Mensonges

« Je vais bien maman. Non non, je ne manque de rien. »

Mensonges.

« Bien sûr que ça va ! Qu'est-ce que ça peut bien m'faire ce qu'ils en disent ces crétins ? »

Mensonges.

« Oh non, pas ce soir les gars, j'ai un autre rendez-vous de prévu de longue date… Ouais, avec une fille. »

Mensonge.

Du plus loin qu'il s'en souvienne, le mensonge l'avait toujours suivi partout où il allait.

Enfant, il mentait par amour pour sa mère. Il mentait en lui assurant ne rien vouloir, ne rien manquer. Car, même si son départ pour Poudlard avait été une libération, jamais il n'aurait pris le risque de la blesser plus qu'elle ne l'était déjà.
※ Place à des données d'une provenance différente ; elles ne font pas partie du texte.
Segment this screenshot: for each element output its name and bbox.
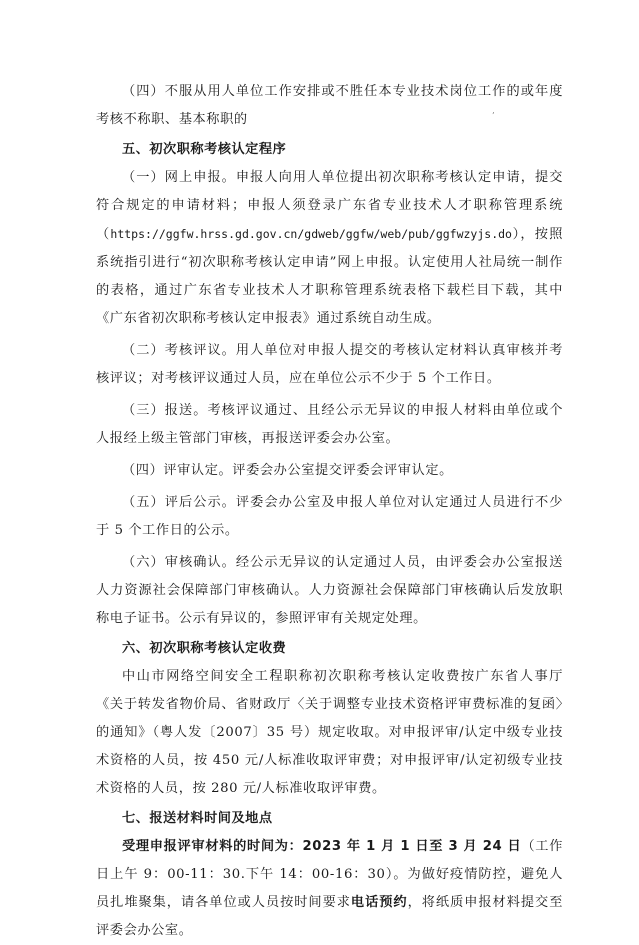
system-url: https://ggfw.hrss.gd.gov.cn/gdweb/ggfw/web/pub/ggfwzyjs.do: [110, 227, 512, 241]
section5-step5: （五）评后公示。评委会办公室及申报人单位对认定通过人员进行不少于 5 个工作日的公示。: [96, 495, 563, 538]
scan-mark: ’: [492, 111, 495, 120]
submission-period: 受理申报评审材料的时间为：2023 年 1 月 1 日至 3 月 24 日: [122, 839, 522, 854]
section6-heading: 六、初次职称考核认定收费: [122, 641, 287, 656]
section5-step3: （三）报送。考核评议通过、且经公示无异议的申报人材料由单位或个人报经上级主管部门审核，再报送评委会办公室。: [96, 403, 563, 446]
section7-paragraph: [96, 833, 563, 945]
submission-hours-text: （工作日上午 9：00-11：30.下午 14：00-16：30）。为做好疫情防控，避免人员扎堆聚集，请各单位或人员按时间要求: [96, 839, 563, 910]
step1-text-a: （一）网上申报。申报人向用人单位提出初次职称考核认定申请，提交符合规定的申请材料；申报人须登录广东省专业技术人才职称管理系统（: [96, 170, 563, 242]
section5-step1: [96, 164, 563, 333]
section6-fee-paragraph: 中山市网络空间安全工程职称初次职称考核认定收费按广东省人事厅《关于转发省物价局、省财政厅〈关于调整专业技术资格评审费标准的复函〉的通知》（粤人发〔2007〕35 号）规定收取。对申报评审/认定中级专业技术资格的人员，按 450 元/人标准收取评审费；对申报评审/认定初级专业技术资格的人员，按 280 元/人标准收取评审费。: [96, 669, 563, 796]
section5-step4: （四）评审认定。评委会办公室提交评委会评审认定。: [122, 463, 453, 478]
section4-item4: （四）不服从用人单位工作安排或不胜任本专业技术岗位工作的或年度考核不称职、基本称职的: [96, 84, 563, 127]
step1-text-b: ），按照系统指引进行“初次职称考核认定申请”网上申报。认定使用人社局统一制作的表格，通过广东省专业技术人才职称管理系统表格下载栏目下载，其中《广东省初次职称考核认定申报表》通过系统自动生成。: [96, 227, 563, 326]
section7-heading: 七、报送材料时间及地点: [122, 811, 273, 826]
section5-step2: （二）考核评议。用人单位对申报人提交的考核认定材料认真审核并考核评议；对考核评议通过人员，应在单位公示不少于 5 个工作日。: [96, 343, 563, 386]
section5-heading: 五、初次职称考核认定程序: [122, 142, 287, 157]
submission-location-text: ，将纸质申报材料提交至评委会办公室。: [96, 895, 563, 938]
section5-step6: （六）审核确认。经公示无异议的认定通过人员，由评委会办公室报送人力资源社会保障部门审核确认。人力资源社会保障部门审核确认后发放职称电子证书。公示有异议的，参照评审有关规定处理。: [96, 555, 563, 626]
phone-booking: 电话预约: [350, 895, 408, 910]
Adolescent, il mentait à ses amis. Il mentait lorsqu'il disait que les murmures des autres élèves dans son dos ne l'atteignaient pas. Lorsque James ou Sirius se moquaient de son intelligence moindre à côté de leur génie.

Et adulte… Adulte peu importe ses paroles, qu'elles soient anodines ou non, chacune étaient empruntes de mensonges. Il jonglait avec ses deux vies.

Il s'était lui-même enfermé dans ce cercle vicieux et avait perdu tout ce qui aurait pu lui apporter le bonheur.

Lâche comme il l'était devenu, il se savait désormais incapable d'y mettre un jour fin. Il resterait confiné, cloitré sous cette forme de rat pour toujours. Un couinement lui échappa du fond de sa couchette. Un murmure indéfinissable, mi humain, mi animal.

« Pourvu que quelqu'un le fasse à me place, fut-ce le gamin Potter. » Et pour une fois, seule la vérité sortit de sa bouche.